In der Klosterkirche finden heute einzelne Gottesdienste statt, jeden Morgen ist sie Ort des Morgenlobes (Laudes), das von den hier als Seelsorger wieder weilenden Karmelitern gehalten wird. Weiterhin finden in der Kirche und im Klosterhof/Kapitelsaal vielbeachtete Konzerte statt.

Vom ehemaligen Karmeliterkloster hat sich das Hauptgebäude erhalten, das heute katholisches Pfarrzentrum und Pfarrhaus ist. Der Kapitelsaal hat noch seine spätmittelalterliche Ausstattung mit kostbaren Fresken (J. Rathgeb oder Umkreis) bewahrt. Die stimmungsvollen Sääle des Pfarrzentrums (Kapitelsaal und ehemaliges Refektorium) können gemietet werden.

Text: Dr. Ulrich Spiegelberg

Katholische Pfarrkirche Zur Unbefleckten Empfängis Mariae (Marktkirche)

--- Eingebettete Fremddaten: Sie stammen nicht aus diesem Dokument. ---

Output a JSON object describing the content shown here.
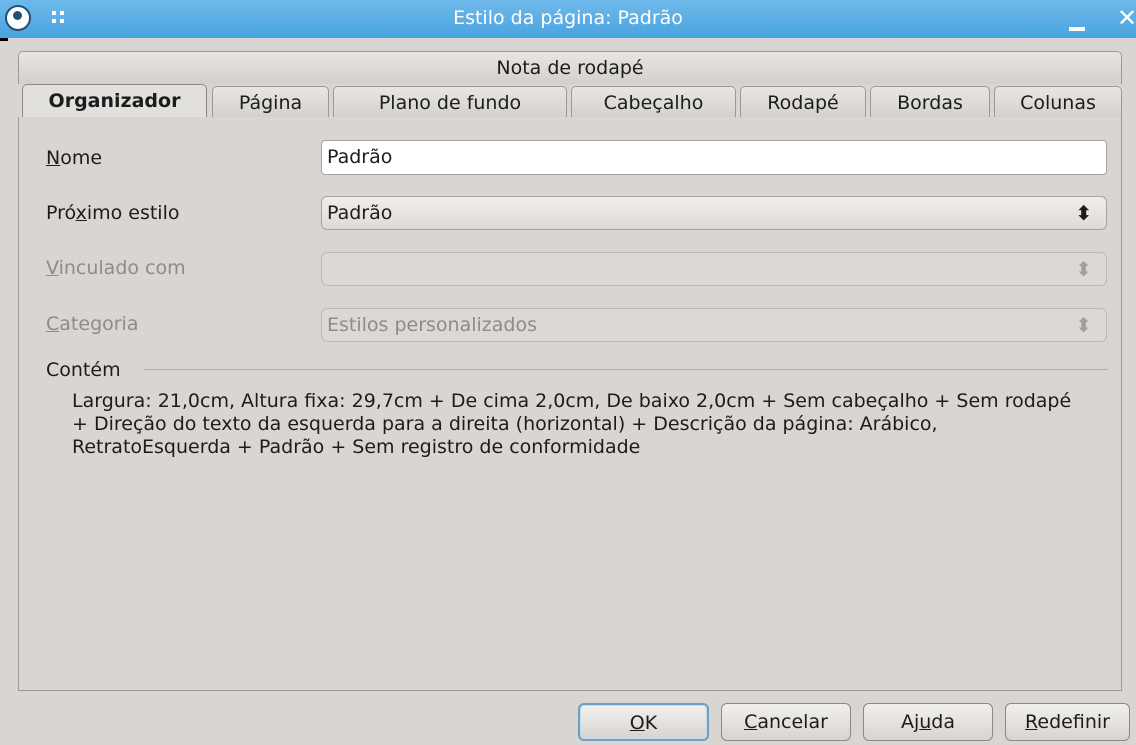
{
  "window": {
    "title": "Estilo da página: Padrão",
    "icons": {
      "app": "app-logo-icon",
      "menu": "window-menu-icon",
      "minimize": "minimize-icon",
      "close": "close-icon"
    },
    "close_glyph": "✕"
  },
  "tabs": {
    "row1": [
      {
        "label": "Nota de rodapé"
      }
    ],
    "row2": [
      {
        "label": "Organizador",
        "active": true
      },
      {
        "label": "Página"
      },
      {
        "label": "Plano de fundo"
      },
      {
        "label": "Cabeçalho"
      },
      {
        "label": "Rodapé"
      },
      {
        "label": "Bordas"
      },
      {
        "label": "Colunas"
      }
    ]
  },
  "form": {
    "name": {
      "label_pre": "",
      "label_mn": "N",
      "label_post": "ome",
      "value": "Padrão"
    },
    "next_style": {
      "label_pre": "Pró",
      "label_mn": "x",
      "label_post": "imo estilo",
      "value": "Padrão"
    },
    "linked_with": {
      "label_pre": "",
      "label_mn": "V",
      "label_post": "inculado com",
      "value": "",
      "disabled": true
    },
    "category": {
      "label_pre": "",
      "label_mn": "C",
      "label_post": "ategoria",
      "value": "Estilos personalizados",
      "disabled": true
    },
    "spin_glyph": "⬍"
  },
  "contains": {
    "label": "Contém",
    "text": "Largura: 21,0cm, Altura fixa: 29,7cm + De cima 2,0cm, De baixo 2,0cm + Sem cabeçalho + Sem rodapé + Direção do texto da esquerda para a direita (horizontal) + Descrição da página: Arábico, RetratoEsquerda + Padrão + Sem registro de conformidade"
  },
  "buttons": {
    "ok": {
      "pre": "",
      "mn": "O",
      "post": "K"
    },
    "cancel": {
      "pre": "",
      "mn": "C",
      "post": "ancelar"
    },
    "help": {
      "pre": "Aj",
      "mn": "u",
      "post": "da"
    },
    "reset": {
      "pre": "",
      "mn": "R",
      "post": "edefinir"
    }
  },
  "colors": {
    "titlebar": "#4aa3e0",
    "dialog_bg": "#d9d6d2",
    "default_button_border": "#6d9ec4",
    "disabled_text": "#8c8c8c"
  }
}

Als der letzte Hirschhorner Ritter Friedrich von Hirschhorn die Klosterkirche dem Karmeliterorden zurückgeben musste, ließ er als Ersatz 1628/30 die evangelische Marktkirche errichten, die als solche bis 1636 diente. In der Gegenreformation geschlossen, zuletzt als Heuspeicher genutzt, wurde sie auf Bitten der Bürgerschaft gegen den Widerstand der Karmeliter 1731 als Stadtpfarrkirche wieder eingerichtet, ihre Altäre 1732 geweiht. Aus der Erbauungszeit stammt die Kanzel, die übrige Ausstattung wurde bei der Wiedereinrichtung geschaffen. Einige Figuren wie der hl. Nepomuk und der hl. Sebastian (beide um 1720) kamen wohl schon damals aus der Klosterkirche in die neue Pfarrkirche, andere, wie die des hl. Josef und der Maria wurden nach Auflösung des Klosters übernommen. Im Orgelprospekt von 1733 ist eine neue Orgel integriert (1995, Rieger-Klos, Krnov/Jägerndorf- Tschechien), die in Disposition, Technik, Form und Gestalt einer süddeutschen Barockorgel entspricht. An der Südwand der Kirche steht außen eine Kreuzigungsgruppe mit gemalten Assisstenzfiguren und einem ausdrucksstarken Corpus (Jakob Hohlbusch, Neckarsulm, 1722).